Thursday, November 26, 2009

Nation & World

What History Has to Say

By Kenneth T. Walsh
Posted 5/21/06
Page 4 of 4

Reagan said he was ignorant of what his aides were doing to circumvent the law. After a special investigatory board issued a scathing report, Reagan addressed the nation on March 4, 1987, and took responsibility. "What began as a strategic opening to Iran deteriorated in its implementation into trading arms for hostages," he admitted. "This runs counter to my own beliefs, to administration policy, and to the original strategy we had in mind. There are reasons why it happened, but no excuses. It was a mistake." He also said he didn't know about the diversion of funds to the contras.

New team. He fired his abrasive chief of staff, Donald Regan, and reached outside his core of loyalists to replace him with former Senate Majority Leader Howard Baker. He also hired his first-term congressional liaison Ken Duberstein as deputy chief of staff and brought in other high-profile Republicans from outside his orbit. This gave him fresh thinking and enabled him to benefit from the independent stature and credibility of the "outsiders," all respected veterans of government. It also showed that Reagan was capable of adjusting to changing circumstances.

Americans gradually tired of the convoluted Iran-contra affair. The economy was booming, after all, and the nation's confidence was returning. Then Reagan seized another big opportunity as new Soviet leader Mikhail Gorbachev consolidated his power in the Kremlin.

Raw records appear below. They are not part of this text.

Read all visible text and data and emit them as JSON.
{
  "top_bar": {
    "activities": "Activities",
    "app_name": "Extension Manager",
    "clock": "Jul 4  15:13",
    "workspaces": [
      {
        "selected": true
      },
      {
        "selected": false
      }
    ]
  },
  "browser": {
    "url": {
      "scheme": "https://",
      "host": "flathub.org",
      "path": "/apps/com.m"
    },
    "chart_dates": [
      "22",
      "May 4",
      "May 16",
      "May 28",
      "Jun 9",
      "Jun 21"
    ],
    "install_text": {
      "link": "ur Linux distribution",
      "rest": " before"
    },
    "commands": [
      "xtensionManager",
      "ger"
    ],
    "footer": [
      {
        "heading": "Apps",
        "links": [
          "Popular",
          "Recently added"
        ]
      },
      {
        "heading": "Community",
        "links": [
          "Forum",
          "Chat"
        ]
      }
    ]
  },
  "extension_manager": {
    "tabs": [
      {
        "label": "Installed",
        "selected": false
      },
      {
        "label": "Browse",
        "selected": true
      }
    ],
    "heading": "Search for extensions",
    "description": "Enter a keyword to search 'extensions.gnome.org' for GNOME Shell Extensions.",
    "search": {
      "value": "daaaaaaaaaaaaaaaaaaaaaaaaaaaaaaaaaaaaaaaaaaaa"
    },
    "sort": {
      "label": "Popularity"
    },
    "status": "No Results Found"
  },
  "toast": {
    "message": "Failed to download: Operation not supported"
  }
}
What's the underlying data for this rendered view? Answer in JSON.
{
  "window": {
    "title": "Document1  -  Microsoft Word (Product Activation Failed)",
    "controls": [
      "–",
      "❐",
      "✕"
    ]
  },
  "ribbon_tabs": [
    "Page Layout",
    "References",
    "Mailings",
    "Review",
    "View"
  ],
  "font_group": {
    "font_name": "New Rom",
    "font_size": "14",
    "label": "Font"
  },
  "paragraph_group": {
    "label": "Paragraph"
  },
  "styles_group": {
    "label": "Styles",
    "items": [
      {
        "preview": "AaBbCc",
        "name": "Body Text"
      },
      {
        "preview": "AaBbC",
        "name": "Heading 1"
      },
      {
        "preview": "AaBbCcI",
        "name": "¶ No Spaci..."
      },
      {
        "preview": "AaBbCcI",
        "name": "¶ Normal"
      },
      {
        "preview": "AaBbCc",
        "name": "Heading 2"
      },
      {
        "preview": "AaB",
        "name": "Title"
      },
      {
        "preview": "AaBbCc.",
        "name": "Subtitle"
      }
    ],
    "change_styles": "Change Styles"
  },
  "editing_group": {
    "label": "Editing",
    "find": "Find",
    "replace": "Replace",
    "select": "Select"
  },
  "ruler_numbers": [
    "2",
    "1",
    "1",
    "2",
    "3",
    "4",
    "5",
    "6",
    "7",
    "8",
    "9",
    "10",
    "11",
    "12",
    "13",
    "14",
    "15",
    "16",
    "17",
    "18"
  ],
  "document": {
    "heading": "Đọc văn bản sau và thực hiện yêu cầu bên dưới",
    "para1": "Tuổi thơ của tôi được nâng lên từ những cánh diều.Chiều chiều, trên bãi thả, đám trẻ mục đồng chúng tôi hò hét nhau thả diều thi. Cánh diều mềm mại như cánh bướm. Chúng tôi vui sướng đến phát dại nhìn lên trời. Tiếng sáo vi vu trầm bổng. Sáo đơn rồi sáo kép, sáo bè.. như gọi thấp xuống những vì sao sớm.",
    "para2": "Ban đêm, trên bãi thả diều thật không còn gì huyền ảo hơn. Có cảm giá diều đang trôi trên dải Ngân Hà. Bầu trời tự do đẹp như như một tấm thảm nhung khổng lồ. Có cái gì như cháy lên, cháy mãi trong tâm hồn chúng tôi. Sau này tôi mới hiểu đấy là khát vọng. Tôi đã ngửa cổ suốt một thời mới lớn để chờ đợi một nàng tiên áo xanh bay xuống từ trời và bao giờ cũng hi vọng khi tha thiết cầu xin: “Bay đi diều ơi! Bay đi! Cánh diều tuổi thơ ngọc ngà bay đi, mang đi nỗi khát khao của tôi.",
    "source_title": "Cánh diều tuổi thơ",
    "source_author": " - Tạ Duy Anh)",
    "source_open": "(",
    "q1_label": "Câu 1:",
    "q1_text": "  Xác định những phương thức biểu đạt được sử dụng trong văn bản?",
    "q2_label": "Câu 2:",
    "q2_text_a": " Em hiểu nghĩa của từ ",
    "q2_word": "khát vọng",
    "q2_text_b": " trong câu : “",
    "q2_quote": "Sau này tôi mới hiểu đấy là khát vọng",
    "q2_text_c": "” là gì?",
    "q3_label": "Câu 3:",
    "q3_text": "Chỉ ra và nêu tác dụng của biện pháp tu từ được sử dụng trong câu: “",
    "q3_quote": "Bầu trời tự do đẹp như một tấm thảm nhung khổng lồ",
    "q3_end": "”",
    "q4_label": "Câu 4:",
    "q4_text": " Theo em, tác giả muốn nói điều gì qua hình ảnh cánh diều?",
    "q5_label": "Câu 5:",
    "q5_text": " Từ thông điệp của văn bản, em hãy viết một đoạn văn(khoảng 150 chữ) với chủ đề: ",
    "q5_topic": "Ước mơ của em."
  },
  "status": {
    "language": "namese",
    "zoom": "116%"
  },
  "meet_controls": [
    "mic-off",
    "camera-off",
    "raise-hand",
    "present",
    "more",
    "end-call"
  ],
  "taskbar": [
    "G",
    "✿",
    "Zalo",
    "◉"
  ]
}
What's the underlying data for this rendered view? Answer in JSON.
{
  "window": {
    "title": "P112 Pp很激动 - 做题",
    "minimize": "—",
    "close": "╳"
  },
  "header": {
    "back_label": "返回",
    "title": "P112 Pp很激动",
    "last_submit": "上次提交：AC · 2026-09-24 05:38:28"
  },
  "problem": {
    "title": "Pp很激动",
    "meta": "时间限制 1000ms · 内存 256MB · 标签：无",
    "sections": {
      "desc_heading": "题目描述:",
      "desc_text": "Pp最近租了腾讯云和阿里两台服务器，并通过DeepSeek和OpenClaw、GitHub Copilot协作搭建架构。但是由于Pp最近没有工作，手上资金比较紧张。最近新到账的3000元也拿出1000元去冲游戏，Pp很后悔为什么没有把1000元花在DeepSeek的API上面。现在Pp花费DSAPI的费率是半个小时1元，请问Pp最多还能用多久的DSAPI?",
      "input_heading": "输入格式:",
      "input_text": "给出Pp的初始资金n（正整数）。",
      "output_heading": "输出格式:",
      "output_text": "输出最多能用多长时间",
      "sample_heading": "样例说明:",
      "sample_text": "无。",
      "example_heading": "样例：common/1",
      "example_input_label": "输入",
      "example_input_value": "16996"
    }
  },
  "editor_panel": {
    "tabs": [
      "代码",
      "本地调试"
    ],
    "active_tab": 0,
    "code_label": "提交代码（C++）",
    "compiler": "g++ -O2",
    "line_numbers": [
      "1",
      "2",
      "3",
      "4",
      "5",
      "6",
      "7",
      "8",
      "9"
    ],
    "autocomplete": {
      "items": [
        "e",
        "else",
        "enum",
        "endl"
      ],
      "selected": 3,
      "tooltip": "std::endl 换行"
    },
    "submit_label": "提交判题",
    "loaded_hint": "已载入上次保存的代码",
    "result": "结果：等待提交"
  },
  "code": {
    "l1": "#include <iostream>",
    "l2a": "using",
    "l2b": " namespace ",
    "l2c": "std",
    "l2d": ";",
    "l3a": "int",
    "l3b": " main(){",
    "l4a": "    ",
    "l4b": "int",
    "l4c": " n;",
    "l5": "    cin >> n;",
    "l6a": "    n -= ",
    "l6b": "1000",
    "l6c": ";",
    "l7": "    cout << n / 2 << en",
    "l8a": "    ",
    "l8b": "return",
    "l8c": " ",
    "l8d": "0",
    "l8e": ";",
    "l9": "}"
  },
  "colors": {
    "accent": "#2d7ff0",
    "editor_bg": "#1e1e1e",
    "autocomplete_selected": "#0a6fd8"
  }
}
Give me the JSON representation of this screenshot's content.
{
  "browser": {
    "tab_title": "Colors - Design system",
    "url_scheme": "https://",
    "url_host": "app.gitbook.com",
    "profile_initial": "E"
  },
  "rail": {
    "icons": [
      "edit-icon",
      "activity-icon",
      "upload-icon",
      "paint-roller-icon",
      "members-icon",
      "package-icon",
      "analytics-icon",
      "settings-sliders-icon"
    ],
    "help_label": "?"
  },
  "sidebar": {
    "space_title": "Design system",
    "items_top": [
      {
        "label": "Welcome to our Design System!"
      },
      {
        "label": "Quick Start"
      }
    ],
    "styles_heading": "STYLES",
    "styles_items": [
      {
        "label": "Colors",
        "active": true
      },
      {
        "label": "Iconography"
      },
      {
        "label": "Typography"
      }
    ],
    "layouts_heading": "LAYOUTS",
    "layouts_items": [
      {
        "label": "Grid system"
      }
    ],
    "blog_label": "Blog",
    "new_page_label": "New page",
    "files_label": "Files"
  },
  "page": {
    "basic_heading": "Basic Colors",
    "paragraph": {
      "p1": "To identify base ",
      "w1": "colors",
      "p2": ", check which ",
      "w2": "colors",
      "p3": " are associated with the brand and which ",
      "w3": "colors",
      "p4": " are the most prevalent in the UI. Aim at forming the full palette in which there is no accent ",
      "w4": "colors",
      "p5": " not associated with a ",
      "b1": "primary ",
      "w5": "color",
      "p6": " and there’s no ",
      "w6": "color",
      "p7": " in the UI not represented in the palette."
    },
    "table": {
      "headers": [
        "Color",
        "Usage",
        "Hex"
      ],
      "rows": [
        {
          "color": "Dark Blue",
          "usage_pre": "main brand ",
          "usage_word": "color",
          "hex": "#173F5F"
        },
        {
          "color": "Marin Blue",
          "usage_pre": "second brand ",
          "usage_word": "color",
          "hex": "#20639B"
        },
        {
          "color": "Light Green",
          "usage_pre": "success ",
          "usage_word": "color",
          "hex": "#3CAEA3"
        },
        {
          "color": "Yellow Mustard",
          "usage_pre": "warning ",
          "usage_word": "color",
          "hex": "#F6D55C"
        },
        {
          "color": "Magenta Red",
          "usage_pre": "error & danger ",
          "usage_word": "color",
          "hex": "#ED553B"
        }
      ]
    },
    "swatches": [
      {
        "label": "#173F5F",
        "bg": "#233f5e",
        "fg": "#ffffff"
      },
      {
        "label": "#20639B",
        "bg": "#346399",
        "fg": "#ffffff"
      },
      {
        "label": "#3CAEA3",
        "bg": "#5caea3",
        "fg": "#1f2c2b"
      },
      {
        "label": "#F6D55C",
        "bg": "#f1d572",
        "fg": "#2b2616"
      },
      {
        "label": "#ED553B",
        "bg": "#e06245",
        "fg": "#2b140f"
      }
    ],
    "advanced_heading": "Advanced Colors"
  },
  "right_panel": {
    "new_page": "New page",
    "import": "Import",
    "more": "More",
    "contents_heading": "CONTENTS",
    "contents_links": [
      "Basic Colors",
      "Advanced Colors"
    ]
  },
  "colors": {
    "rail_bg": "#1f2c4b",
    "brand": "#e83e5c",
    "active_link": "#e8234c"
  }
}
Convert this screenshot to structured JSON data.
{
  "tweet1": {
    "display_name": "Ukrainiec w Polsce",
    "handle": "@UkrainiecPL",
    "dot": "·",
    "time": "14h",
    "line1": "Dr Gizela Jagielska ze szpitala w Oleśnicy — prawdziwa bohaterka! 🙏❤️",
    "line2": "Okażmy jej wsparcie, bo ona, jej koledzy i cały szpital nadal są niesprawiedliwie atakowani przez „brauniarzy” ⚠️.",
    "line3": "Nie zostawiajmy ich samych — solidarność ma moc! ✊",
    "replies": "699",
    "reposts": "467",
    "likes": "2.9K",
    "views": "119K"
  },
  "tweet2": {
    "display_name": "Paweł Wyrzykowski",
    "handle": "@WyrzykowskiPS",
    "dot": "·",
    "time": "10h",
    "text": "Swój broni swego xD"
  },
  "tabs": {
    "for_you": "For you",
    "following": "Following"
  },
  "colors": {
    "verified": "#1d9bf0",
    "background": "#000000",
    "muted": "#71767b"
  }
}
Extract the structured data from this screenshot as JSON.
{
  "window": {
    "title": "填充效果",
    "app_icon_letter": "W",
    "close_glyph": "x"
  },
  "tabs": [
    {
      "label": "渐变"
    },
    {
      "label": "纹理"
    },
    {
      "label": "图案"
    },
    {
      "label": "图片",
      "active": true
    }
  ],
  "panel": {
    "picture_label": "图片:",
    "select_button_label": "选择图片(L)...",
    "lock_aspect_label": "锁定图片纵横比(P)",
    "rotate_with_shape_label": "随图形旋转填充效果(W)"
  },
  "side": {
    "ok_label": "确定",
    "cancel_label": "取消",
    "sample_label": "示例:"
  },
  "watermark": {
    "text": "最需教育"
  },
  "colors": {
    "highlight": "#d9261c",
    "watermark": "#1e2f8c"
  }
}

Convinced that Gorbachev was a reformer, Reagan met with him five times between 1985 and 1988, and they formed a historic partnership that ended the Cold War. On Dec. 8, 1987, Reagan and Gorbachev signed an agreement that limited intermediate-range nuclear weapons and called for the destruction of hundreds of warheads on both sides, a milestone in superpower relations.

With the economy humming and the Cold War ending, Reagan left office with a job approval rating of 70 percent. He was widely considered the first successful two-term president in a generation and has since been judged a historically important one as well.

President Bush has combined Wilson's evangelical fervor for spreading democracy with Truman's resolve to make tough decisions and bear the opprobrium of critics, and he has emulated Reagan's determination to steer a conservative course with sunny optimism. All these presidents "had significant foreign policy accomplishments in their second terms that were not realized at the time," says Frank Donatelli, who was Reagan's second-term political director. Bush believes he and his deeds will eventually be placed in that category.

What is unclear is whether Bush can be flexible enough to change when he has to and whether there will be any more historic moments for him to seize, as Reagan did. These could be the key factors determining whether Bush's presidency rebounds over the next 2 1/2 years and, more broadly, whether he is judged a success in the history books.